While general inflation impacts the whole economy, specific government-controlled products are also getting more expensive in Israel, starting on May 1st. Among the items getting more expensive are a one-liter bag of 3% milk from NIS 5.94 to NIS 6.21, sour cream in a 200ml container from NIS 2.63 to NIS 2.75, and 28% fat cheese from NIS 48.95 per kilogram to NIS 51.14 per kilogram.

The Media Line spoke to Professor Avi Weiss, president of the Taub Center for Social Policy Research in Israel and professor of economics at Bar-Ilan University, to understand why the prices of products with government-controlled prices are about to increase.

“This price increase is targeted only at milk products and was long overdue. Prices will have an adjustment of 4.5% on average to catch up with increasing production costs of 1.5% and past inflation. Last year, we were set to increase prices in Israel for these products because prices were going up worldwide, but we negotiated with dairy producers a way out to make this price hike more gradual for the consumers.

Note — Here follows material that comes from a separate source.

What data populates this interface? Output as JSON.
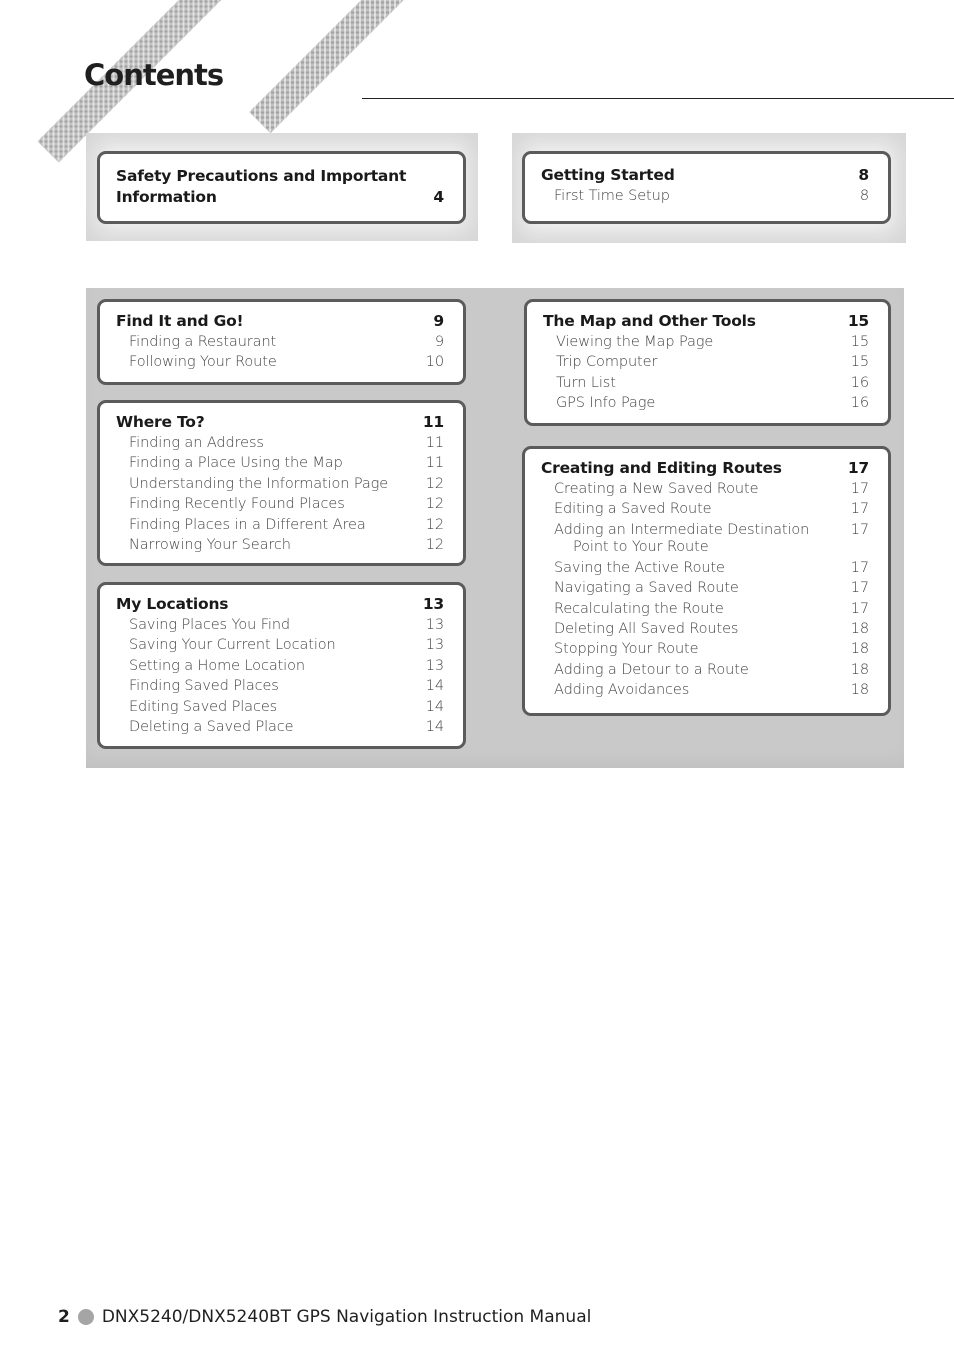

Despite the talent and hard work in Israel’s dairy industry, this price increase is not an award to them. This price adjustment will bring dairy producers back to a sustainable situation,” said Weiss.

“We understand the war is also taking a toll on the economy and Israelis’ pockets. We tried to postpone this price increase as much as possible, but if we had not done it now, it would have impacted jobs in the dairy industry. In the long term, keeping price adjustments like this on hold for too long can impact Israel’s food security during times of war,” Professor Weiss concluded.

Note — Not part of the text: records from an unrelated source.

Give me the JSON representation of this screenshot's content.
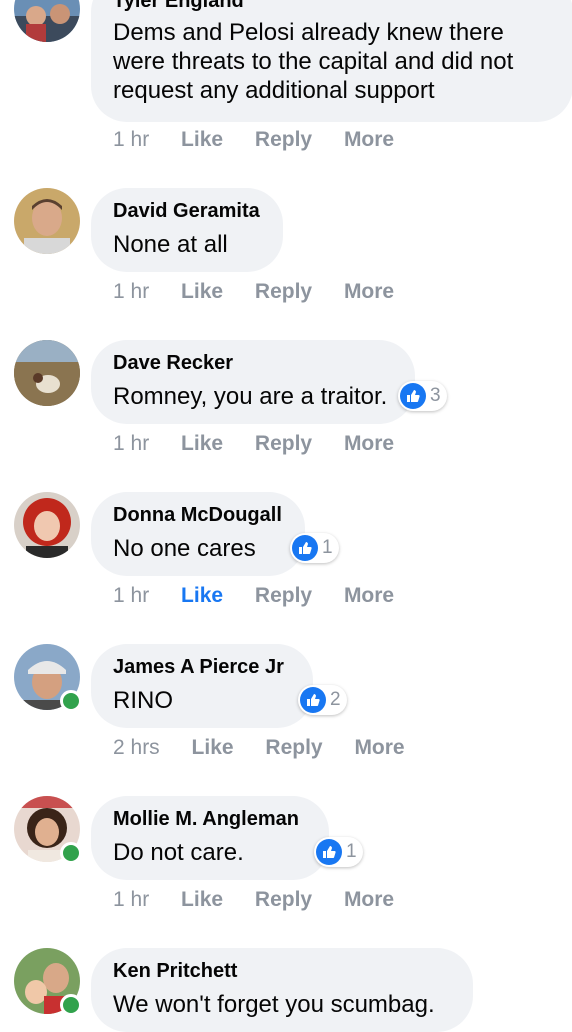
{
  "comments": [
    {
      "author": "Tyler England",
      "text_lines": [
        "Dems and Pelosi already knew there",
        "were threats to the capital and did not",
        "request any additional support"
      ],
      "time": "1 hr",
      "like": "Like",
      "reply": "Reply",
      "more": "More"
    },
    {
      "author": "David Geramita",
      "text": "None at all",
      "time": "1 hr",
      "like": "Like",
      "reply": "Reply",
      "more": "More"
    },
    {
      "author": "Dave Recker",
      "text": "Romney, you are a traitor.",
      "reactions": "3",
      "time": "1 hr",
      "like": "Like",
      "reply": "Reply",
      "more": "More"
    },
    {
      "author": "Donna McDougall",
      "text": "No one cares",
      "reactions": "1",
      "time": "1 hr",
      "like": "Like",
      "reply": "Reply",
      "more": "More",
      "liked_by_viewer": true
    },
    {
      "author": "James A Pierce Jr",
      "text": "RINO",
      "reactions": "2",
      "time": "2 hrs",
      "like": "Like",
      "reply": "Reply",
      "more": "More",
      "online": true
    },
    {
      "author": "Mollie M. Angleman",
      "text": "Do not care.",
      "reactions": "1",
      "time": "1 hr",
      "like": "Like",
      "reply": "Reply",
      "more": "More",
      "online": true
    },
    {
      "author": "Ken Pritchett",
      "text": "We won't forget you scumbag.",
      "online": true
    }
  ],
  "colors": {
    "bubble": "#f0f2f5",
    "action_gray": "#8d949e",
    "like_blue": "#1877f2",
    "online_green": "#31a24c"
  }
}
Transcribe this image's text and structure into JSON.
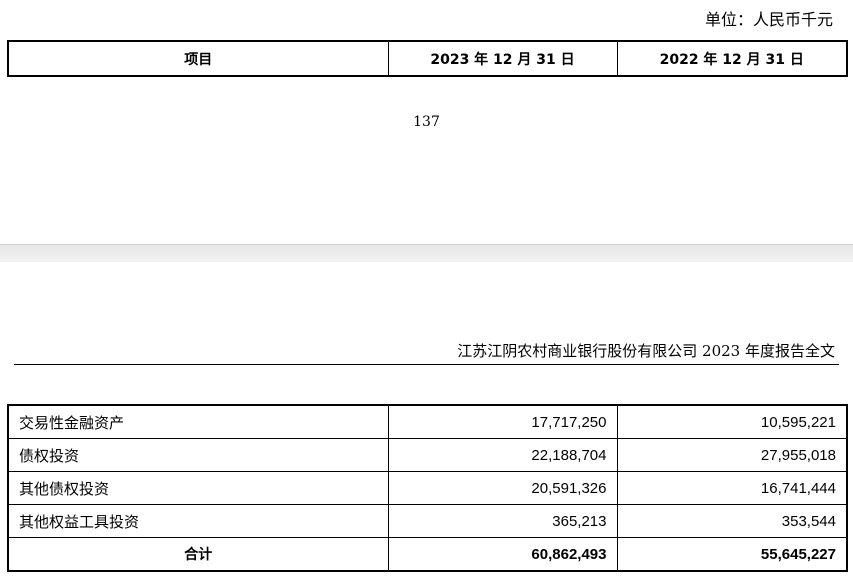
{
  "unit_label": "单位：人民币千元",
  "header": {
    "col_item": "项目",
    "col_2023": "2023 年 12 月 31 日",
    "col_2022": "2022 年 12 月 31 日"
  },
  "page_number": "137",
  "report_title": "江苏江阴农村商业银行股份有限公司 2023 年度报告全文",
  "rows": [
    {
      "label": "交易性金融资产",
      "v2023": "17,717,250",
      "v2022": "10,595,221"
    },
    {
      "label": "债权投资",
      "v2023": "22,188,704",
      "v2022": "27,955,018"
    },
    {
      "label": "其他债权投资",
      "v2023": "20,591,326",
      "v2022": "16,741,444"
    },
    {
      "label": "其他权益工具投资",
      "v2023": "365,213",
      "v2022": "353,544"
    }
  ],
  "total": {
    "label": "合计",
    "v2023": "60,862,493",
    "v2022": "55,645,227"
  }
}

However, the war in Gaza is negatively impacting world trade and its economy. The disruption of shipping lines through the Red Sea makes international trade more costly and slower for consumers and industries in major global markets and Israel.

The Media Line spoke to Dr. Steven Terner, the manager of Terner Consultancy, a leading geopolitical and business consultancy based in New York. “As long as the Gaza War goes on, the Ansarallah group in Yemen, known as Houthis, will try to block shipping in the Red Sea. As a result, insurance companies have increased rates for shipping through the Suez Canal and the Red Sea. Consequently, shipping companies that move goods from Europe to Asia are rerouting around the Cape of Good Hope because the insurance rates are more reasonable. This adds time delays in the global supply chain. Presumably, if the Gaza War ends, the Ansarallah group will stop blocking shipping, but they may decide to continue for other reasons.”

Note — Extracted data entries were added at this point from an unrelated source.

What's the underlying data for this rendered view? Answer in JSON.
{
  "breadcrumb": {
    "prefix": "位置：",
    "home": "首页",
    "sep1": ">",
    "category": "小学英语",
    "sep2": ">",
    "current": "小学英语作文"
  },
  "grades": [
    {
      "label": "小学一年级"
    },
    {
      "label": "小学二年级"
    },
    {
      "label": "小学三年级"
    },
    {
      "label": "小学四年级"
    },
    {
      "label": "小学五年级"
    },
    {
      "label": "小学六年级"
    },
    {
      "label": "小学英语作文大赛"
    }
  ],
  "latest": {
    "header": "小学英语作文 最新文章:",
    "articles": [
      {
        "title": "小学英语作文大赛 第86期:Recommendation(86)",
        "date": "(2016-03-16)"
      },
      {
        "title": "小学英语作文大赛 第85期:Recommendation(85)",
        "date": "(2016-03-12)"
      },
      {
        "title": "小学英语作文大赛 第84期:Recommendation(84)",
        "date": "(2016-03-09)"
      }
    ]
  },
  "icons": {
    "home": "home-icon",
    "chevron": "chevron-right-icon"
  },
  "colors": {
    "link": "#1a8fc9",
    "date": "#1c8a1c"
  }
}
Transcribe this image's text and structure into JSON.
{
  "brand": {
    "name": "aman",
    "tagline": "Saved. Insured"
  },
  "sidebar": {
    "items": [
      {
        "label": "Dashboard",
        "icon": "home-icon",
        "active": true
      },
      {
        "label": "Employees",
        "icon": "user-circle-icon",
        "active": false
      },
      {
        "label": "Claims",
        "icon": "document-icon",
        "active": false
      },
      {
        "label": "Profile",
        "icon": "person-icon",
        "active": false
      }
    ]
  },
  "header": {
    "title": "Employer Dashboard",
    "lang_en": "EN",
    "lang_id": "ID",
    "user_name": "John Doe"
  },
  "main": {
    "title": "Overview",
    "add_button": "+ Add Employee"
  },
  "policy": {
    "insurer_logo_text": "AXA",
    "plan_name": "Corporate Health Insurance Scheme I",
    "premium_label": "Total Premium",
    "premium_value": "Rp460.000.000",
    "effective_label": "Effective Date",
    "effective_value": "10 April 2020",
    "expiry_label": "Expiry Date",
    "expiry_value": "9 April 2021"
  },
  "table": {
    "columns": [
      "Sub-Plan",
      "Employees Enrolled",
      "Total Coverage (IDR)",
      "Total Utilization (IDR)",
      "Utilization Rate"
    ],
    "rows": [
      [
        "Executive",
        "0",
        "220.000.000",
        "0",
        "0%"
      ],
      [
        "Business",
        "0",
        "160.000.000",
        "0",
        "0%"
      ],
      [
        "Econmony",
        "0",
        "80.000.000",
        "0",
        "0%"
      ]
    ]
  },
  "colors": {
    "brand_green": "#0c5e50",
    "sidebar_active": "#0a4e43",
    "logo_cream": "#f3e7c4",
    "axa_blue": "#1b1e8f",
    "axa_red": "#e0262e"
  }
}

“Considering the world’s lack of harsh counteraction against the Houthis, other extremist groups could adopt this trade-disrupting strategy as well. It is impressive that Israel and the other impacted economies are so resilient,” added Dr. Terner.

The Media Line asked Deloitte Israel’s manager for International projects, Marcos Jaimovich, how the Israeli and international economies handle all this pressure on prices. According to him, “Israel and the world are resisting well to the war in Gaza because we were in a positive trend until October 7th. In Israel, this war’s direct economic impact will be felt for the next three or four years. Sectors of the economy, such as tourism, hospitality, and services, are an important part of the Israeli economy, and they will take a hit just as they started to recover from the Lockdown policies during the COVID-19 pandemic.”

The Media Line asked the founder and chairman of Leket Israel, Joseph Gitler if there was anything the Israelis and the Israeli government could do to help slow down price increases. “In the short term, there is nothing we can do. Wastefulness is at the core of most economic problems. If we were less wasteful, price increases and inflation would be smaller,” he said.

“On a larger sense, the question is how to become less wasteful, individually and as a society, both the rich and the poor. Do you incentivize consumers and brands to be frugal? Do you punish them for being wasteful? With individuals who can afford to be wasteful, various incentives can reduce wastefulness. However, with people who can’t afford to be wasteful, reducing their wastefulness requires educational and behavioral investments,” he concluded.